Magnetohydrodynamic Radiative Simulations of Eyring–Powell Micropolar Fluid from an Isothermal Cone

• Published in: International journal of applied and computational mathematics Vol. 8; no. 5
• Main Authors: Dhanke, Jyoti Atul, Kumar, K. Thanesh, Srilatha, Pudhari, Swarnalatha, Kurapati, Satish, P., Gaffar, S. Abdul
• Format: Journal Article
• Language: English
• Published: New Delhi Springer India 01.10.2022; Springer Nature B.V
• Subjects: Angular velocity; Applications of Mathematics; Applied mathematics; Computational fluid dynamics; Computational mathematics; Computational Science and Engineering; Conservation equations; Fluid flow; Free convection; Magnetohydrodynamics; Mass transfer; Mathematical and Computational Physics; Mathematical Modeling and Industrial Mathematics; Mathematics; Mathematics and Statistics; Micropolar fluids; Nuclear Energy; Operations Research/Decision Theory; Original Paper; Polymer coatings; Polymers; Shearing; Simulation; Skin friction; Theoretical; Viscoelasticity; Magnetohydrodynamics; Eyring–Powell fluid; Vortex viscosity; Heat transfer rate; Radiation; Angular velocity; Wall couple stress; Micropolar fluid
• ISSN: 2349-5103; 2199-5796
• DOI: 10.1007/s40819-022-01436-9

The magnetohydrodynamics thermal convection viscoelastic micropolar fluid from an isothermal cone is presented in this article.
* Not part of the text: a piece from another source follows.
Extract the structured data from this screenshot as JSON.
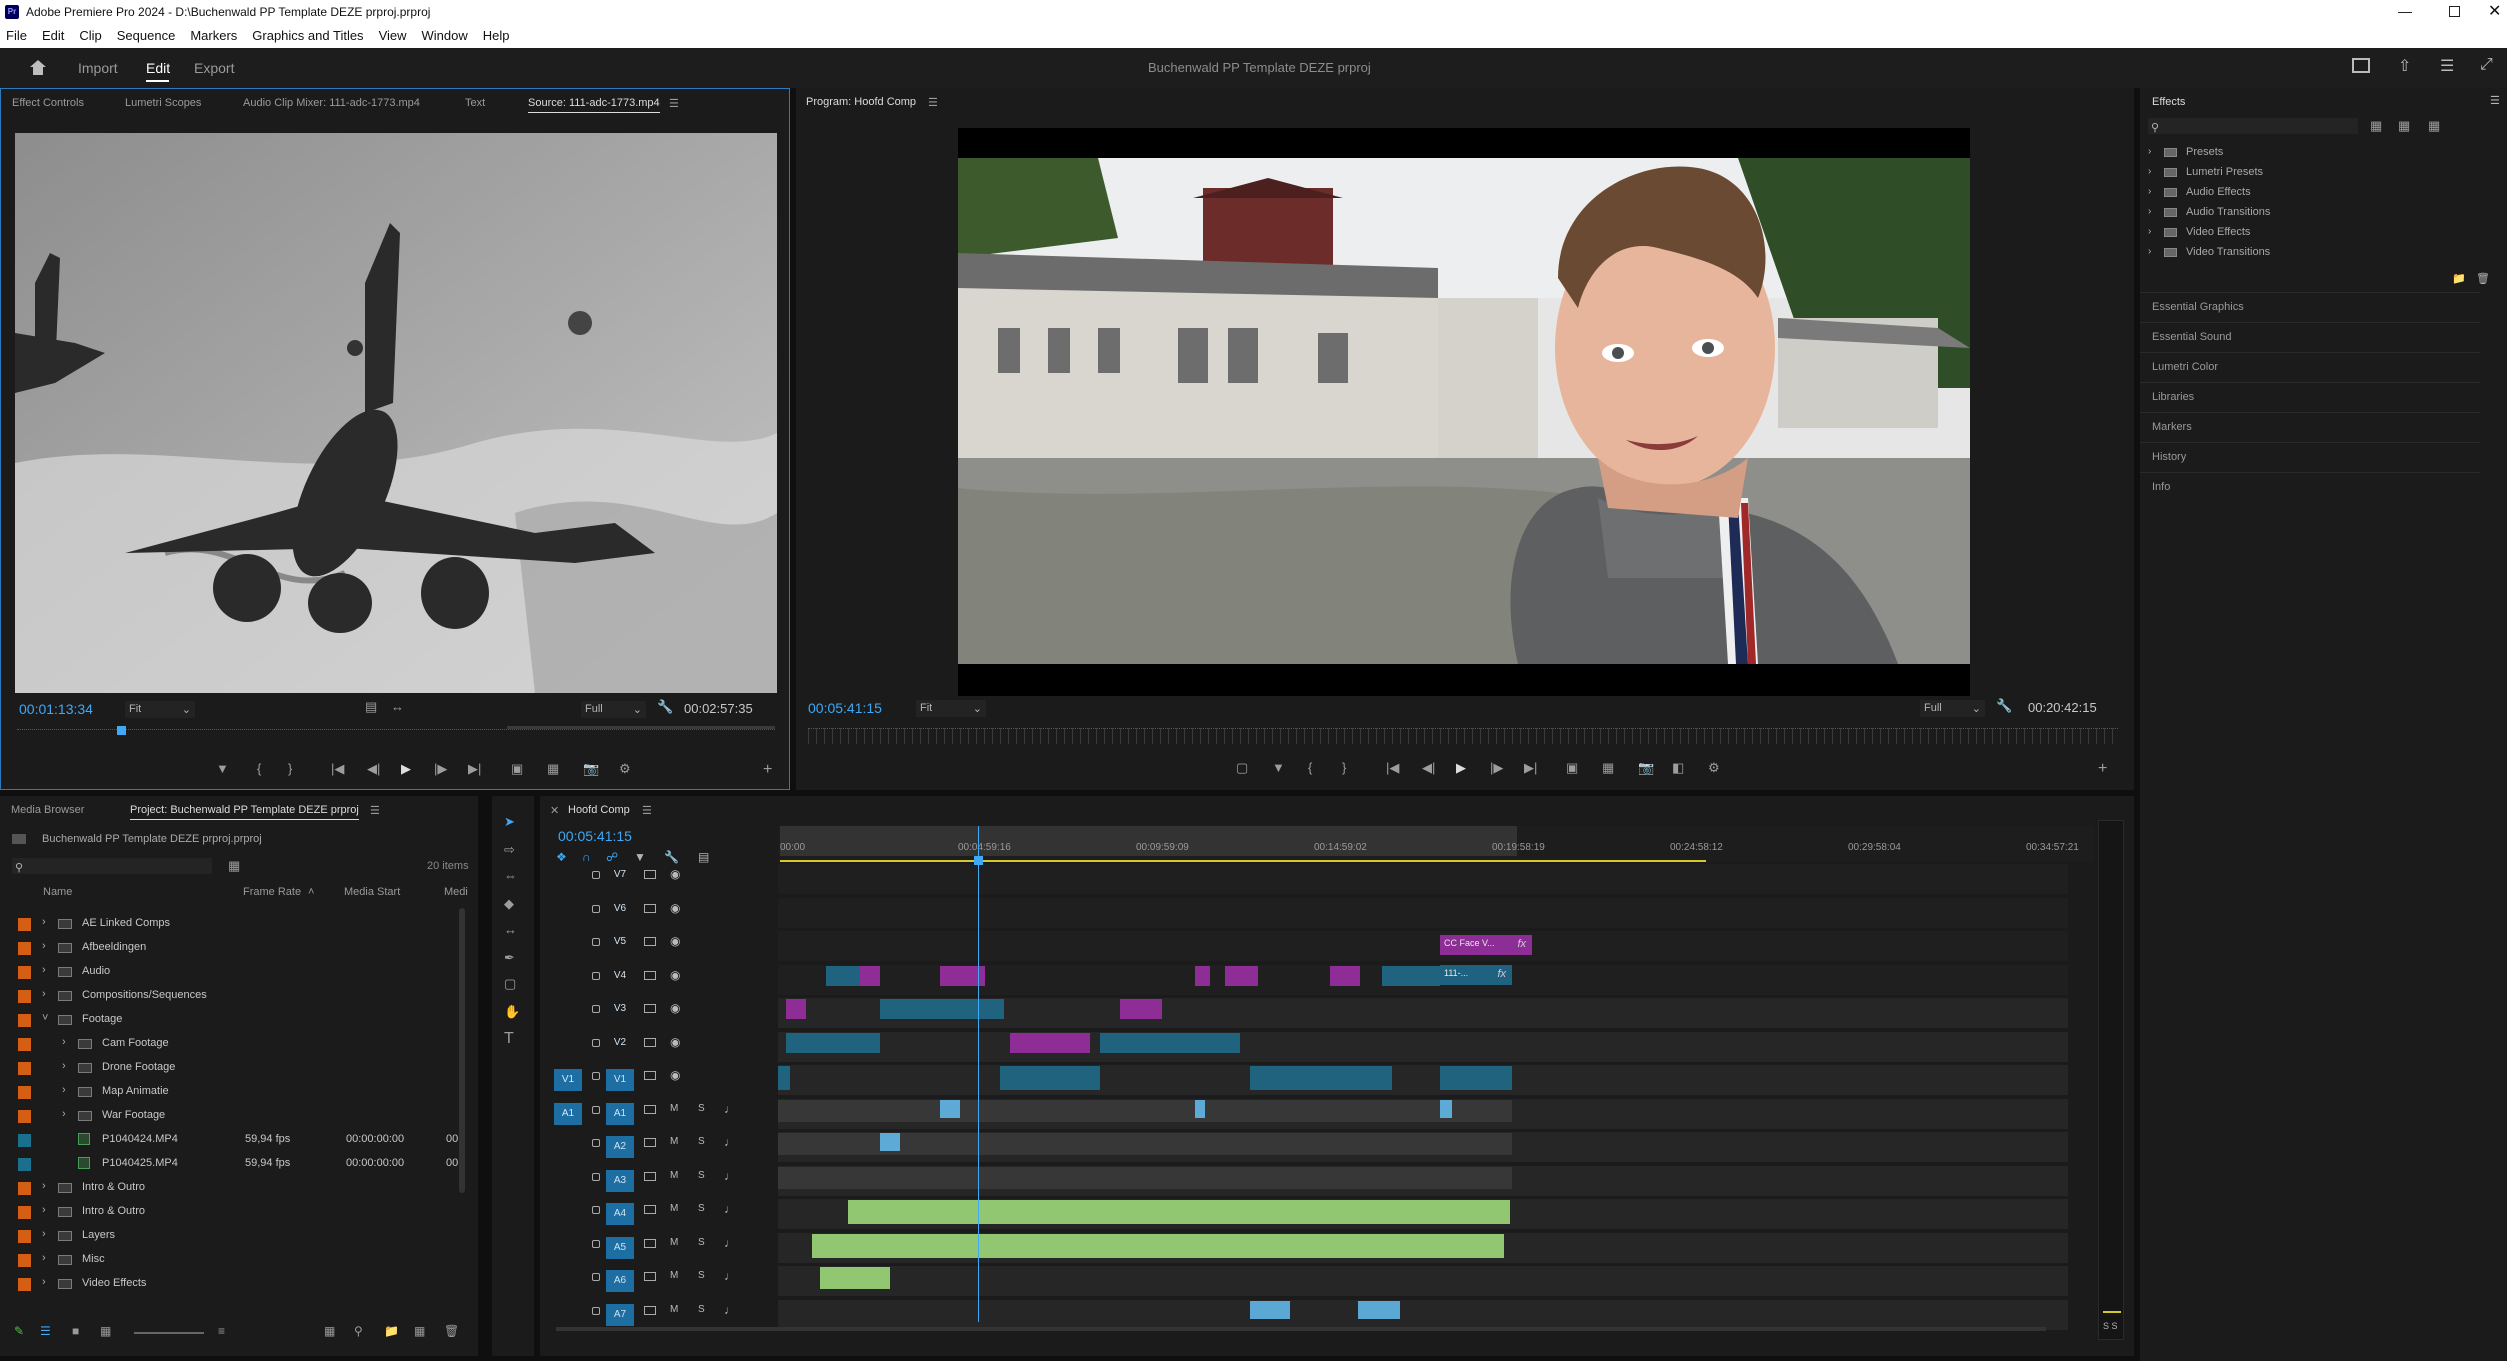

Greater temperature invokes radiation impacts that are studied by approximating Rosseland diffusion flux. To explain the non-Newtonian dynamics of the fluid, the Eyring–Powell viscoelastic model is employed that gives a great analogy for magnetic polymers. In order to simulate the polymer’s microstructural and shearing features, the Eringen’s micropolar Eyring–Powell fluid models are coupled. The Keller-Box scheme is used to solve the dimensionless couple conservation equations. Validation using previously published Newtonian solutions is also included. The fluctuations of velocity, angular velocity, temperature, concentration, skin friction, wall couple stress, heat and mass transfer rates are studied using graphical and tabulated findings. The computational modelling presented here have implications in hot polymer coating processes and industrial deposition procedures and they serve as a good reference for more generic computational fluid dynamics simulations.